Tom, I think you may be thinking in terms of sort dates, please correct me if I have assumed incorrectly, but by definition "between" is more concise than either "about" or "circa" imo.
Yes, I did bring Sort Dates into the picture because the SortDate controls how Dates are sorted and, I suspect, it (or its algorithm) is in play in Duplicate Search Merge comparisons. Even if the latter is not the case, I doubt very much that DSM makes use of anything other than the Start Date for Between-and or From-to or other date ranges. And it may only be looking at the year of the date because the tolerance setting is set in units of years, nothing finer. Because your justification for wanting the calculator to deliver "between-and" is based on how it helps with matching other events having a single or range date, I'm pointing out that it is no better at doing so than a single date with a modifier (about or circa) that indicates it is an approximation. In fact, "between" implies a hard-bounded range unless you additionally fuzz the bounds with "about", e.g. "Bet abt 1 Apr 1900 and abt 31 Mar 1901". For DSM, a date of 1900 and a tolerance of +/1 1 year spans that entire period and then some or set it to 0 to cover the one year.
"Abt 1900" looks a lot more concise than "Bet 1 Apr 1900 and 31 Mar 1901".
To reassert and return to my original Date Calculator wish, if I ask what age you are are and you reply "56" is is NOT logical for me to assume today is your birthday.

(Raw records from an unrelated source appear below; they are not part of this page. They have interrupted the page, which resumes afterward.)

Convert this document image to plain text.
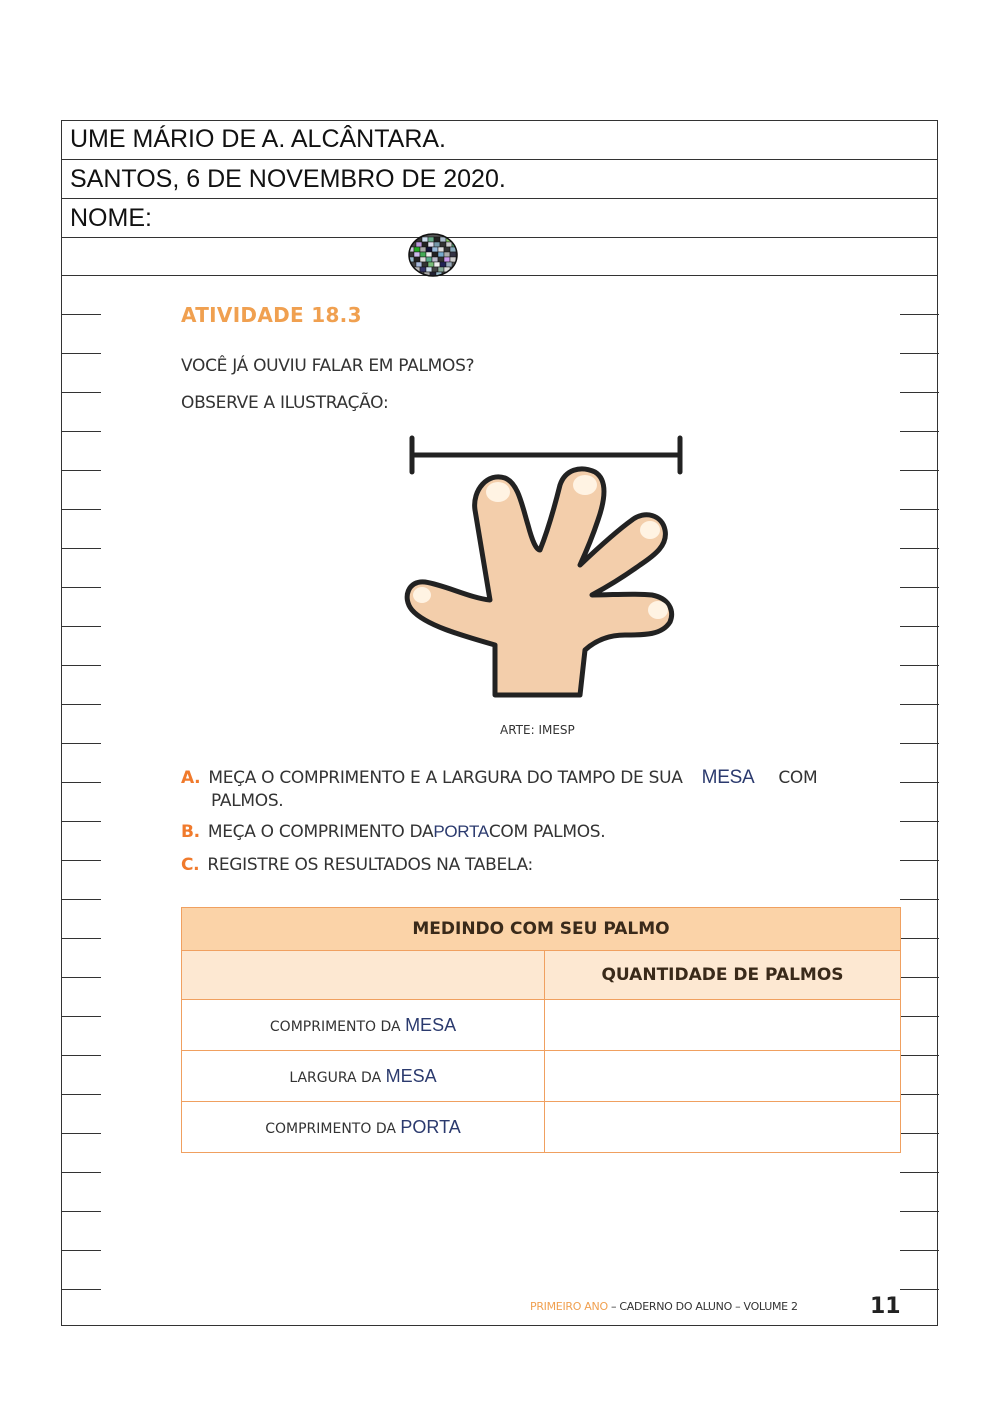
UME MÁRIO DE A. ALCÂNTARA.
SANTOS, 6 DE NOVEMBRO DE 2020.
NOME:
ATIVIDADE 18.3
VOCÊ JÁ OUVIU FALAR EM PALMOS?
OBSERVE A ILUSTRAÇÃO:
ARTE: IMESP
A. MEÇA O COMPRIMENTO E A LARGURA DO TAMPO DE SUA MESA COM
PALMOS.
B. MEÇA O COMPRIMENTO DAPORTACOM PALMOS.
C. REGISTRE OS RESULTADOS NA TABELA:
MEDINDO COM SEU PALMO	
	QUANTIDADE DE PALMOS
COMPRIMENTO DA MESA	
LARGURA DA MESA	
COMPRIMENTO DA PORTA	
PRIMEIRO ANO – CADERNO DO ALUNO – VOLUME 2	11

You can assume what you will. Maybe I rounded up from 55y 7m (as an engineer, I tend to round up) or maybe I gave you the most significant digits from my age of 56y 11m 31d (damned if I will admit to 57 until there's no escape). You could logically calculate/estimate my birth date as "Bet 21 Dec 1961 and 20 May 1963" or as "Abt 1962". If I was truthful in saying 56 and my birth certificate showed a date in the "between" range, then a tolerance of +/- 1 year will let DSM match it to "Abt 1962" but not to the "between" date if my birth date was actually in 1963 (on the assumption that it is +/- 1 year from the year of the Start Date or from the numerical value actually stored in the database SortDate field). Regardless of that assumption, I may have lied about my birth date or got it wrong, as was oft the case for people providing info to the enumerator, especially for other people in the residence.
Setting aside having the calculator compute a "between" date from a Census date and age, what I would agree with is that the calculated result should have no better resolution or accuracy than the least resolution of the two operands. Currently, the calculator appears to ignore the resolution of the Age operand and delivers the result to the resolution of the Date operand. Maybe that's the crux of your complaint. If the End Date is 2018, an Age of 56 y produces "1962" as the Start, while "20 Dec 2018" as the End results in Start of "20 Dec 1962" when it should be no more accurate than "1962" and could be reasonably expected to report "Abt 1962". It does produce "1962" from a Start of "2018" and a full resolution age of "56 y 11 m 31 d"; the date output res is governed by the date input res only.
And BTW, the date calculator supports "between" dates in that it will output one if one was entered in the other date field. So you can start with a "between" date and get one calculated from an age but the resolution may be unacceptably high.